Join a small but dedicated team to actively support iRobots Global Data Privacy Program, focusing on direct-to-consumer ecommerce, digital features, and our evolving MarTech stack. Reporting to the Privacy Director/DPO, you will focus on identifying and protecting personal data, perform a variety of risk assessments, and propose mitigation activities and process improvements. This role will support iRobot's framework-based approach to data privacy, ensuring compliance with regulations, and implementing best practices to protect consumer/marketing data. You will work closely with iRobots Product and Enterprise Security teams, as well as Legal, Marketing, IT, and Customer Care.
- In collaboration with Marketing, Customer Care, and eCommerce teams, conduct and evaluate privacy impact assessments for new and evolving business practices, projects, and programs.
- Assist with creating, documenting, and implementing processes to capture, document, and maintain accurate records of new personal information sourced through the websites, iRobot Home app, and third-party providers, including retention periods and accurate data flows.
- Perform vendor and partner privacy risk assessments as needed.
- Develop and maintain integrations with our privacy management application (TrustArc).
- Act as a subject matter expert on data privacy as it relates to consumer data collection, management, and usage; consult with Privacy Director, Marketing, Legal, and Enterprise and Product Security teams to ensure best practices and company policies are implemented and maintained.
- Assist with ongoing consumer data collection, management, usage, retention, and overall compliance audits.
- Minimum B.A./B.S. degree; Masters preferred.
- At least one IAPP certification.
- 2-3 years proven experience with Privacy-by-Design.
- Minimum 1 year proven experience working with consumer PII, and ecommerce and marketing data collection, management, and usage across paid media, websites, email, in-app, via social media, etc.
- Solid understanding of ecommerce and digital marketing technologies, including direct-to-consumer models, Google Analytics, first- and third-party cookies and other tracking technologies, and SDKs.
- Experience with consumer data management using a Customer Relationship Management (CRM) system.

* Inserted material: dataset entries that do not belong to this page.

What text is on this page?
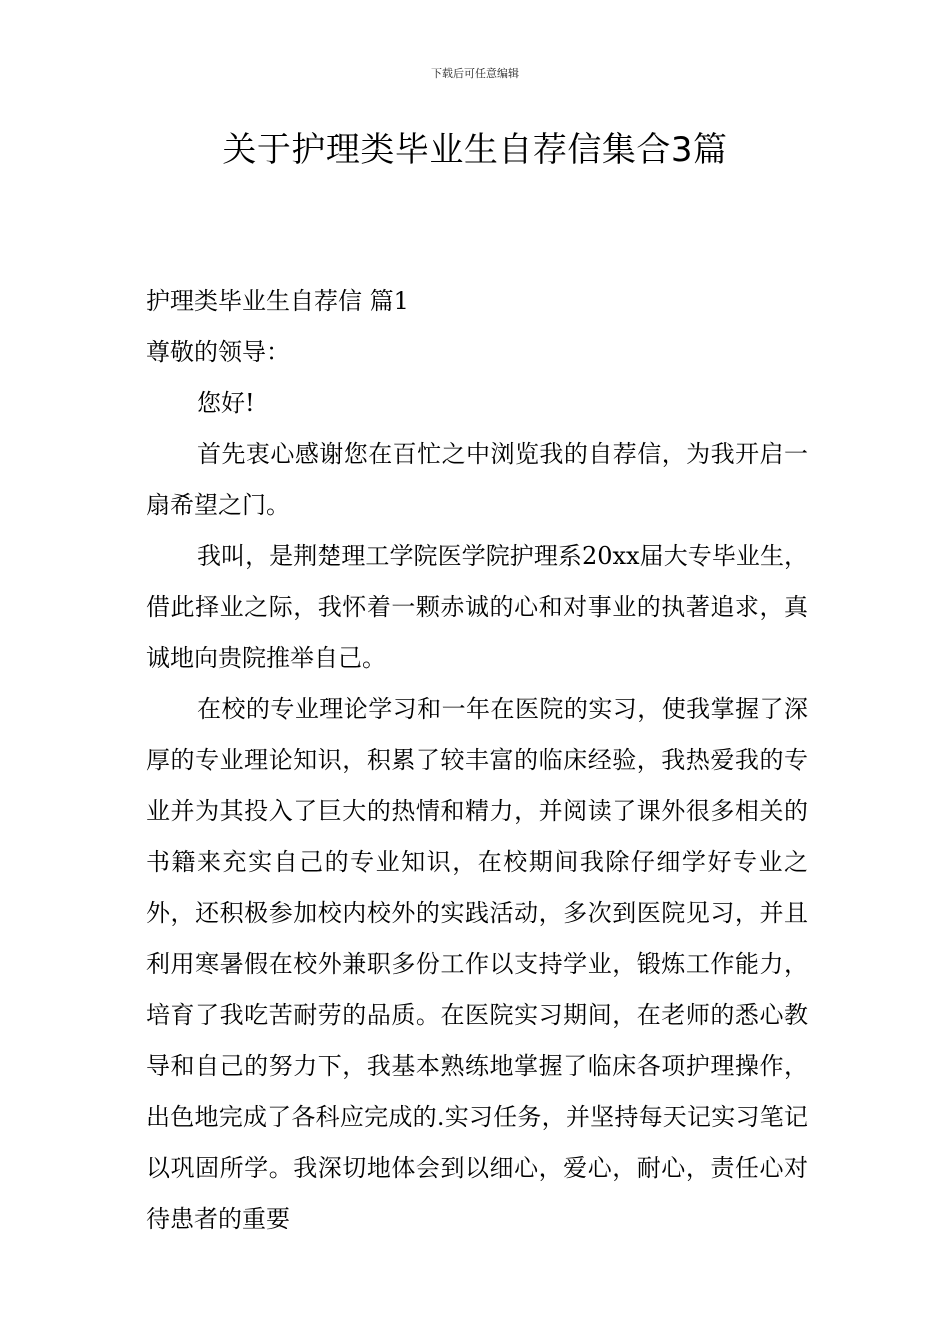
下载后可任意编辑
关于护理类毕业生自荐信集合3篇

护理类毕业生自荐信 篇1

尊敬的领导：

您好!

首先衷心感谢您在百忙之中浏览我的自荐信，为我开启一扇希望之门。

我叫，是荆楚理工学院医学院护理系20xx届大专毕业生，借此择业之际，我怀着一颗赤诚的心和对事业的执著追求，真诚地向贵院推举自己。

在校的专业理论学习和一年在医院的实习，使我掌握了深厚的专业理论知识，积累了较丰富的临床经验，我热爱我的专业并为其投入了巨大的热情和精力，并阅读了课外很多相关的书籍来充实自己的专业知识，在校期间我除仔细学好专业之外，还积极参加校内校外的实践活动，多次到医院见习，并且利用寒暑假在校外兼职多份工作以支持学业，锻炼工作能力，培育了我吃苦耐劳的品质。在医院实习期间，在老师的悉心教导和自己的努力下，我基本熟练地掌握了临床各项护理操作，出色地完成了各科应完成的.实习任务，并坚持每天记实习笔记以巩固所学。我深切地体会到以细心，爱心，耐心，责任心对待患者的重要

- Demonstrated knowledge of data privacy and consumer privacy regulations, as well as data privacy risk management, compliance, and data governance. Deep understanding of GDPR and CCPA a must; Japan and China data protection knowledge a plus.
- Ability to assess the value of critical data and the risks associated with this data, to identify gaps in data protection, and to recommend risk remediation.
- Ability to collaborate cross-functionally and navigate competing interests and priorities.
- Strong verbal and written communication skills, including the ability to work with international and distributed teams.
- Sense of humor and strong sense of team comradery.
- Curious, willing to ask questions, and not afraid to say, I dont know, but I will find out.
- Privacy, legal, compliance, or marketing background.
- Basic understanding of ISO27701 standard and various privacy and data governance accountability frameworks.
- Interest in IoT/connected devices, robotics, and privacy as a competitive differentiator.
- Familiarity with the TrustArc platform.
- Database development, query-building experience, or use of Mode Analytics.
- Interest in cybersecurity, and basic understanding of security-for-privacy.